The airplane's damage was concentrated mainly on the right wing. The leading edge of the right wing, between the numbers 3 and 4 engines, was burnt completely through. The leading edge flaps were melted as were numerous panels. The trailing edge flaps between engines 3 and 4, plus the underside skin was burnt. The number 3 engine had a large section of the strut and pylon burned away. The cowling on the number 4 engine was scored and burned. Examination of the fuel truck revealed that there was intense fire damage near the truck's transmission. A hole was found in the fuel line from the pump to the hose, directly above the area of the most intense fire damage. The truck was burned in the engine, passenger and pump areas. Severe fire damage, to the area between the cab and tank was found. The fuel piping found in this same area, had some severe damage. The fuel meter and other metal parts had been completely consumed by fire and melted. Fire damage to the engine was to the rear and on the top.
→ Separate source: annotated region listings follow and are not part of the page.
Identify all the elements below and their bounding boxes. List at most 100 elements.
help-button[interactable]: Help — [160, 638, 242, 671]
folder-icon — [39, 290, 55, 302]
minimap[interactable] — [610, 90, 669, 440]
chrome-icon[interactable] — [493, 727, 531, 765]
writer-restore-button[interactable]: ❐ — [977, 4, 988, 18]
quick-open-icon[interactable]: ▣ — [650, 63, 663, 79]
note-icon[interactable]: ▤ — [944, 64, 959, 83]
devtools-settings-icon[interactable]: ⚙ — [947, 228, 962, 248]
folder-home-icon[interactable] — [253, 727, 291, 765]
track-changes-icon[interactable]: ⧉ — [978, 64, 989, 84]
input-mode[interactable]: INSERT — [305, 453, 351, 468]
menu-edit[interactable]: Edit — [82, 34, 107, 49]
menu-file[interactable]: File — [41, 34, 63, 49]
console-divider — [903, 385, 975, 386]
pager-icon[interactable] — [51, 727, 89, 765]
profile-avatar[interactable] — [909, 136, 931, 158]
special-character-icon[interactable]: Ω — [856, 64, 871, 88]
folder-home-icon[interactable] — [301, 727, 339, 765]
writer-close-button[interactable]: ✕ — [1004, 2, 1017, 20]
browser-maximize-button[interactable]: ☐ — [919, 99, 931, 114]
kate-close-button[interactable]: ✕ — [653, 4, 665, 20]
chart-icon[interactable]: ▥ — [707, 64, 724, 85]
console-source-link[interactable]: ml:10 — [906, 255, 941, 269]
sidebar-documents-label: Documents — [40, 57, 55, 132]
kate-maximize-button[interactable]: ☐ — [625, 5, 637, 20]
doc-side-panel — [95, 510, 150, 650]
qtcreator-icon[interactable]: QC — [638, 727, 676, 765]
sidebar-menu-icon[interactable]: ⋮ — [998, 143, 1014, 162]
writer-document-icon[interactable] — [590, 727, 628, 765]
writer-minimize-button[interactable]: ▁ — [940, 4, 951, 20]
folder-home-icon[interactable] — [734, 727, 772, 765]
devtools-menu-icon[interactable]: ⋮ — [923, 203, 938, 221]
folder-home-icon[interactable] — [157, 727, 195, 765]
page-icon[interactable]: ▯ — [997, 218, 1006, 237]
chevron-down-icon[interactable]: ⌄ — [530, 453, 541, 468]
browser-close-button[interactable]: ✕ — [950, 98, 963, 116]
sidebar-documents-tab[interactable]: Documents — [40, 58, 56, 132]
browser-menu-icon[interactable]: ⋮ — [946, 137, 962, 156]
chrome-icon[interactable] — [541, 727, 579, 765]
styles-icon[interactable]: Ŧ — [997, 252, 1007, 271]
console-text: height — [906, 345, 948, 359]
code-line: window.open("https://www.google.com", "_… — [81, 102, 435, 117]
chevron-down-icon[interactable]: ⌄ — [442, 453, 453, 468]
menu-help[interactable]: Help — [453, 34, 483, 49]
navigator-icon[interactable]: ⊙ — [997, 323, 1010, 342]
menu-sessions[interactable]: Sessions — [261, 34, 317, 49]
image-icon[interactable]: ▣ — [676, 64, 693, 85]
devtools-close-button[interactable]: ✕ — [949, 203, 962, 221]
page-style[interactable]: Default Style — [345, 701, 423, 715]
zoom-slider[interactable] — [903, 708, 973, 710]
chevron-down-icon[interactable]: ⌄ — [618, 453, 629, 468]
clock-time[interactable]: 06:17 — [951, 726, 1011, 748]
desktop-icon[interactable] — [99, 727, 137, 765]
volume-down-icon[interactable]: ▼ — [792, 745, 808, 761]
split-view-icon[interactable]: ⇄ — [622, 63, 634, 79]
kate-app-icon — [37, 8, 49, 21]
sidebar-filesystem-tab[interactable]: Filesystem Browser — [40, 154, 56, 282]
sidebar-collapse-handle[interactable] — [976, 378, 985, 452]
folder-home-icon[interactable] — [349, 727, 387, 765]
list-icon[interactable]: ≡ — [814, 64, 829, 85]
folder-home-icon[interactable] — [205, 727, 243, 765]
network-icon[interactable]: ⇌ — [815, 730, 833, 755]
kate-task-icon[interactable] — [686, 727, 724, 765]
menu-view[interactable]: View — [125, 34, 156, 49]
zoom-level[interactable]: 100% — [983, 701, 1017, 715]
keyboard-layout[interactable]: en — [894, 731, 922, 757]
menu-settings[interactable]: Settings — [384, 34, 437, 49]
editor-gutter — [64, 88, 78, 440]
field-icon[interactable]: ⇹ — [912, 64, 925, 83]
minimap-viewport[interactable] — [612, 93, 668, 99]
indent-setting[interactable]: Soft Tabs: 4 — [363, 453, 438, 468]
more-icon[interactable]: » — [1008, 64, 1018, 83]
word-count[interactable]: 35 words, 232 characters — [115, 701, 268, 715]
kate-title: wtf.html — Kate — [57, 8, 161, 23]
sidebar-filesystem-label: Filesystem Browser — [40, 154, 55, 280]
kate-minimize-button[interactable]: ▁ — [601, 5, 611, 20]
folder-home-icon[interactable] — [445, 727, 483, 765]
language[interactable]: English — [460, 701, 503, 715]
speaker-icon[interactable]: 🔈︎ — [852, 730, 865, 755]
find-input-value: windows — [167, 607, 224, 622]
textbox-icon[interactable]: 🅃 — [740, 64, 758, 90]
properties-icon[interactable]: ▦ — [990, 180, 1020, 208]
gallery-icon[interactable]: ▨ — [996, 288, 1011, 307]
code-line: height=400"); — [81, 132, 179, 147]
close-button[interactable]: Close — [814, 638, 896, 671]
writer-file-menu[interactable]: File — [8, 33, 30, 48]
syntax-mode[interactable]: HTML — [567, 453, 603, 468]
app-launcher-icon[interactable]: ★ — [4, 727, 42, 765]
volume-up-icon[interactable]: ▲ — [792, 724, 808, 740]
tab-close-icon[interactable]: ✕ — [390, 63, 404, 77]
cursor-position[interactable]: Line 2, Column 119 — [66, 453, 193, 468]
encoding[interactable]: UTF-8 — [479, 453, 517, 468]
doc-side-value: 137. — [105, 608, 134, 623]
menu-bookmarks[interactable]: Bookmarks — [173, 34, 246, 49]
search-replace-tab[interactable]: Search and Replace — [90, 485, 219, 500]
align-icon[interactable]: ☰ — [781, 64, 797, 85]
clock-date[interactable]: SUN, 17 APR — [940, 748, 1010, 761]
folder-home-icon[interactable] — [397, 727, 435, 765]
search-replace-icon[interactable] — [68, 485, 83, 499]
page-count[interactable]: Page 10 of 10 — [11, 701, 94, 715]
The Metropolitan Dade County Fire Department Report, (an attachment to this report) stated the fire department conducted an investigation of the vehicle to determine the cause of the fire. According to the report the fire damage on the truck's engine, "...was possibly due to burning jet fuel from fueling operations at the time of the fire. The truck driver stated that he saw smoke and then fire from under the vehicle in the area between the cab and tank. The fire damage is consistent with the information. Due to severe damage to the area tank/cab, the source of the fuel leak could not be determined."

The airplane was released to Mr. Peter Russo, Director of Safety, Tower Air, on December 3, 1998. Mr. Russo signed the NTSB Form 6120.15, Wreckage Release form on December 18, 1998.